Glaeser: I've long thought that the most dynamic parts of America right now tend to be the Sun Belt cities that combine a relatively pro-business environment with lots and lots of education. That includes Atlanta, which is about as educated as Boston—which, no one in Boston will actually believe when I tell them that's what the census says, but it is in fact true—or Austin, or Charlotte.

This is a simple, two-factor model of economic growth that you want a government that does reasonable things, that's kind of pro-business, and you want really skilled people. This is along with my usual mantra of urban economic management to mayors, which is: attract and train smart people, then get out of their way. Don't try to manage sectors, don't try to do other things beyond that.

I see a lot to like in the "Atlantas" of the world. Whether or not it's size, per se, or having the combination of skills and being relatively pro-business, I'm not sure necessarily that I see a huge advantage in being midsize relative to larger, although the larger that you are the more the burden is on the public sector to deal with the downsides, the demons that come with density, be those contagious disease, traffic congestion, crime, high housing costs.

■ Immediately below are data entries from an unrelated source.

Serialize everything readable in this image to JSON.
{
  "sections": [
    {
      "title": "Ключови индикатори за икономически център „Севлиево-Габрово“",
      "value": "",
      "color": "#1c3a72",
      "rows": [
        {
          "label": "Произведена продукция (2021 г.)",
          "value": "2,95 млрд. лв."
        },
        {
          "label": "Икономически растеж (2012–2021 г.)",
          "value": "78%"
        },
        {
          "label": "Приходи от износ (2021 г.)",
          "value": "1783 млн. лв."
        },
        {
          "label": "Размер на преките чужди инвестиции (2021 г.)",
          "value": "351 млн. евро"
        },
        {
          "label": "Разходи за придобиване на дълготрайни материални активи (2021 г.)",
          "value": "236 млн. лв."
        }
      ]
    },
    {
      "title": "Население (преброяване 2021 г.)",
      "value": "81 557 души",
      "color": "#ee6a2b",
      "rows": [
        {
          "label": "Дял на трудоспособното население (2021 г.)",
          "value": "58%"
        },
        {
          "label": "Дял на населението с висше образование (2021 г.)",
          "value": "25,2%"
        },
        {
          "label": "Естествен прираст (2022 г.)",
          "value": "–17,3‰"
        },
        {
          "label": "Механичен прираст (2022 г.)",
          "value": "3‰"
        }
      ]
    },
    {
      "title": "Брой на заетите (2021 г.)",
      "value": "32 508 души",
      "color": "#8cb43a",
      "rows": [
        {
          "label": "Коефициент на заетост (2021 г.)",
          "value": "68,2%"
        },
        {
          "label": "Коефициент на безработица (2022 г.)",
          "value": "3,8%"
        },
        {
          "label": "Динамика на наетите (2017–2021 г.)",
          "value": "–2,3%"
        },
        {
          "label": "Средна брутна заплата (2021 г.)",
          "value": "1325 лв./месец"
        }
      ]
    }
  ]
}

If you're Singapore, you can manage density at almost any believable size. If you're a really underperforming American city, and we won't say who you are, it's much harder to do that. The downsides of growth become more severe.

Bostic: All right; I've got zeroes on the clock, which means we're done. Ladies and gentlemen, please join me in thanking Ed Glaeser.

Glaeser: Thank you.

Bostic: Thank you. Bon appétit, and we'll see you in the morning.